Mi relación con el sol siempre ha sido de profundo cariño pero escaso respeto, uno de esos amores a los que te enganchas sin fecha de caducidad y con los que no utilizas precaución. Pensar en no poder tumbarme de nuevo como un lagarto en la playa o cambiar mis soñadas vacaciones en Tailandia por fríos destinos como Groenlandia no es nada alentador para alguien que ama el sol. Yo amaba las mañanas en una terraza con el sol bañándose en mi café, los días de playa, palas y baño; los parques acuáticos y la arena de un partido de voley como se ama la Nutella.
Las noticias cuando llegan a tu vida lo hacen siempre de manera inesperada, por eso son noticias. La mía llegó un día cualquiera de un mes cualquiera en el que de forma totalmente fortuita fui a hacerme un chequeo al dermatólogo. Para mi no fue "un dermatólogo". Fue un señor cruel, con poco tacto y menos "gracia" de la que debiera tener una persona que tiene la delicada misión de informar de este inesperado acontencimiento. Las palabras y las formas que se emplean en la transmisión de algo así ejercen una fuerza sobrehumana cuando se trata de una enfermedad de la que poco o nada sabía. Y no sé en la sanidad pública, pero en la privada la asignatura del 'tacto' se ve que no la enseñan.

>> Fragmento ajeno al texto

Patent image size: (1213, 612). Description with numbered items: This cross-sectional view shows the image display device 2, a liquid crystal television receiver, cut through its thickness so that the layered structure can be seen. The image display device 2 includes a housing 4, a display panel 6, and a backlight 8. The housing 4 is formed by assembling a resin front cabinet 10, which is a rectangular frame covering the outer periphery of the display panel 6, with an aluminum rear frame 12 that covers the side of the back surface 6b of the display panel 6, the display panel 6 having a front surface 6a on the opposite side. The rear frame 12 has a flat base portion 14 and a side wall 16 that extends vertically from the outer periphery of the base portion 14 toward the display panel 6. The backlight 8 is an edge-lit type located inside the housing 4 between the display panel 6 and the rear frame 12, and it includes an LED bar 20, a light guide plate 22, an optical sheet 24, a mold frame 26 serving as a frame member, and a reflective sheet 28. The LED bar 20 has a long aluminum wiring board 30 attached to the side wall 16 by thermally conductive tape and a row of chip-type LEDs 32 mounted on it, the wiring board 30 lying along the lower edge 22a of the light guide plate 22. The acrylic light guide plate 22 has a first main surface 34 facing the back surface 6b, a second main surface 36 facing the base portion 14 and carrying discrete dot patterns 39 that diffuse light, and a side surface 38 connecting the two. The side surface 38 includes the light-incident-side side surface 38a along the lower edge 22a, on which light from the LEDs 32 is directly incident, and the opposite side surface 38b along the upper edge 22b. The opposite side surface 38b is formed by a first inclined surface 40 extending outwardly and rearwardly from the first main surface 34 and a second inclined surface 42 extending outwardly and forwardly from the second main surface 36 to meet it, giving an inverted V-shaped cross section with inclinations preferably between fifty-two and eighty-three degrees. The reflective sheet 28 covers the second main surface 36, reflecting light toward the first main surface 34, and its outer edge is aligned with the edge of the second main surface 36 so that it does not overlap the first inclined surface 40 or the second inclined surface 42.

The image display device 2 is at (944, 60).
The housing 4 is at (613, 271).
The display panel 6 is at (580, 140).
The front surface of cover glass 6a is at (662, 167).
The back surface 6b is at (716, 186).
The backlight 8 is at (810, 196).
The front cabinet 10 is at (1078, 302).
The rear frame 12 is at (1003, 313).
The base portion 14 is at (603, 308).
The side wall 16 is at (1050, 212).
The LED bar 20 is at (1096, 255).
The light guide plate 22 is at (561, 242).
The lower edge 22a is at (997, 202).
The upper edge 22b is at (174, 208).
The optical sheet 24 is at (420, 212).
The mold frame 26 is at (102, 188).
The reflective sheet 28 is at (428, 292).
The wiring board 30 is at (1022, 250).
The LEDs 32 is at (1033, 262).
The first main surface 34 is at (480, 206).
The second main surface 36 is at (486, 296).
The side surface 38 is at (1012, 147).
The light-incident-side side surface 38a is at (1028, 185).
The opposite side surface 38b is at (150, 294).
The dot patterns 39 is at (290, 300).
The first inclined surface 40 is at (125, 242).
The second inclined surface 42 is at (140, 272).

Después de pedir una segunda opinión para poner sobre la balanza el juicio de otro experto, me puse en manos del Instituto Valenciano de Oncología. El jefe de dermatología, tras una biopsia que a las dos semanas confirmó que se trataba de un Carcinoma Basocelular, uno de los cánceres más frecuentes en el ser humano me explicó que su aparición está directamente relacionada con la exposición solar; esa de la que había abusado durante mis 32 chamuscados veranos. Porque no es que hubiera tomado el sol, es que he hecho verdaderas barbaridades para conseguir el tan ansiado y absurdo moreno.
A partir de ese momento empecé un tratamiento de seis meses que consistía en aplicar una pomada en todas las quemaduras que tenía, que hervía y escocía para recordarme que eso es lo que ha sentido mi piel durante todos estos años. Un ritual que tuve que incluir para curarme que me ayudó también a sanar por dentro.

La primera lección que aprendí es que hay que aceptarse a uno mismo. No puedo atentar contra mi propia salud a costa de un color de piel que me cuesta un cáncer. Hay que echar el freno porque todo lo que hacemos tiene consecuencias y no las va a pagar otro, las vas a pagar tú y muy caras. Tanto si tienes una piel delicada y altamente fotosensible como si eres Beyoncé, corres el mismo riesgo de contraerlo, no pienses que la tez morena te exime.
Grábatelo a fuego porque, cuando llega, te cambia la forma de ver la vida. Y es una putada, de esas que joden aunque no derrumban. No tiran abajo todo lo maravilloso que sigue habiendo en el verano pero no te deja disfrutarlo con la misma libertad. Ahora la playa o la piscina son viejas amigas que puedo visitar de vez en cuando y preferiblemente para ver la puesta de sol.

La segunda lección y más importante es que hay que medir la intensidad con la que tomamos el sol. Somos vulnerables a sus efectos y no estamos suficientemente convencidos de lo necesario que es un buen cuidado de la piel y una protección diaria y de calidad. Nuestra piel es lo que protege nuestro cuerpo contra todos los factores externos, y no la tenemos en cuenta en la medida que se merece. Me gustaría poder estar leyendo esto para concienciarme de la gravedad de esta silenciosa enfermedad, pero por desgracia estoy escribiendo sobre la realidad del caso de una chica cualquiera a la que un día cualquiera le dieron una mala noticia que no supo evitar a tiempo.
Consejo: La vida es muy bonita como para vivirla con limitaciones.